La travesía de la búsqueda de departamento fue una épica batalla contra el tiempo y las circunstancias adversas. Probé todos los caminos: llamar a los teléfonos que salían en la página web de Craiglist –moderna forma de venta donde se encuentra desde casas hasta patinetas–, preguntar a los amigos, salir a caminar buscando letreros de renta, mirar en el periódico, poner anuncio en Facebook, etc. Descubrí la historia de los brockers –que en realidad son intermediarios entre el dueño y el cliente– quienes ganan una fortuna por su trabajo. De algo sirvió haberme contactado con uno de ellos, pues me acompañó a pasear por una serie de departamentos en lugares a los cuales nunca hubiera llegado solo.

En el camino me contó algunas cosas interesantes: dijo que en esta ciudad más del 70% de la gente vive en casa rentada, por lo que el mercado inmobiliario es tremendamente dinámico; ante mi pregunta sobre cómo y por qué él hacía este trabajo, me dijo que estudió durante cuatro años diseño y artes, pero como no tenía beca y la universidad es carísima, tuvo que endeudarse, por lo que las próximas décadas estará pagando sus estudios trabajando en algo para lo cual no estudió, pero que le genere lo suficiente para salir de su deuda. El modelito de enseñanza se me hace conocido, lo he escuchado en múltiples voces siempre neoliberales –por eso defiendo tercamente la universidad pública y gratuita–.

Pero por más interesante que sea la charla, su mediación para el alquiler subía mi presupuesto a los cielos. Fui a la Universidad a buscar ayuda sin mucho éxito, continué preguntando a los amigos, seguí caminando calles neoyorkinas fijándome en todo cartel que parecía decir algo sobre la renta, pero nada. Al borde de la desesperación, unas horas antes de que saliera mi vuelo de vuelta con las manos vacías, apareció en el internet alguien que por desplazamiento sabático rentaba su departamento cerca del metro y de la Universidad de Columbia; lo daba amoblado. Ideal para mis necesidades.

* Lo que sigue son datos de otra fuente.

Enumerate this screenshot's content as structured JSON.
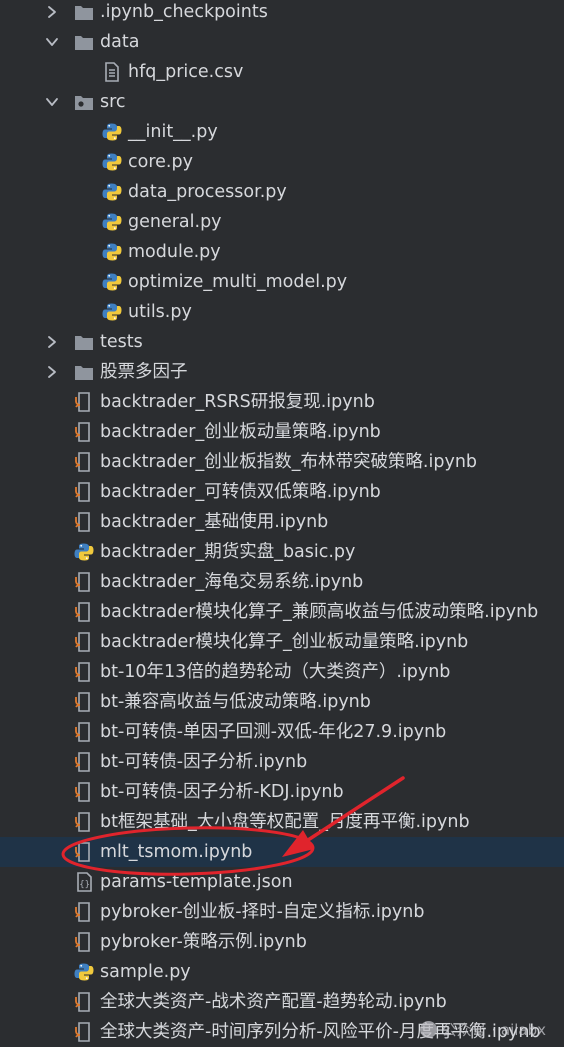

Lo contacté inmediatamente, resultó ser un antropólogo progresista que conocía México y que incluso había estado en Nicaragua en los años de la Revolución Sandinista (varios afiches colgados en sus paredes lo delataban). El trato fue directo, sin intermediarios, con una sensación de haber encontrado no solo un lugar donde vivir sino alguien afín en esta ciudad de millones de personas diferentes. Fue como meter gol en el último minuto del partido. Sí, cosas del destino.

Lo extraño fue la confianza con la cual sellamos el trato: lo visité en su departamento, charlamos alrededor de 15 minutos, le di un depósito de 2.400 dólares en efectivo. Le entregué un par de cartas profesionales mías (fotocopia de mi constancia de trabajo e ingresos, mi invitación en Columbia y mi pasaporte), él me firmó un recibo en una hoja de cuaderno y le tomé foto a su licencia de conducir vencida. Todo el intercambio fue con base en la palabra, la suya y la mía. Completamente distinta la relación con mi casero en México que me pidió un garante, varias referencias profesionales y personales y firmamos un contrato en una oficina de abogados.

Ya me habían dicho que buena parte de las relaciones en Nueva York reposan en lo verbal y la confianza y no en la papelería firmada, herencia colonial latinoamericana. Ya tengo departamento, podemos iniciar esta aventura del año sabático.

Publicado originalmente en «Un sociólogo vagabundo en Nueva York», 2015.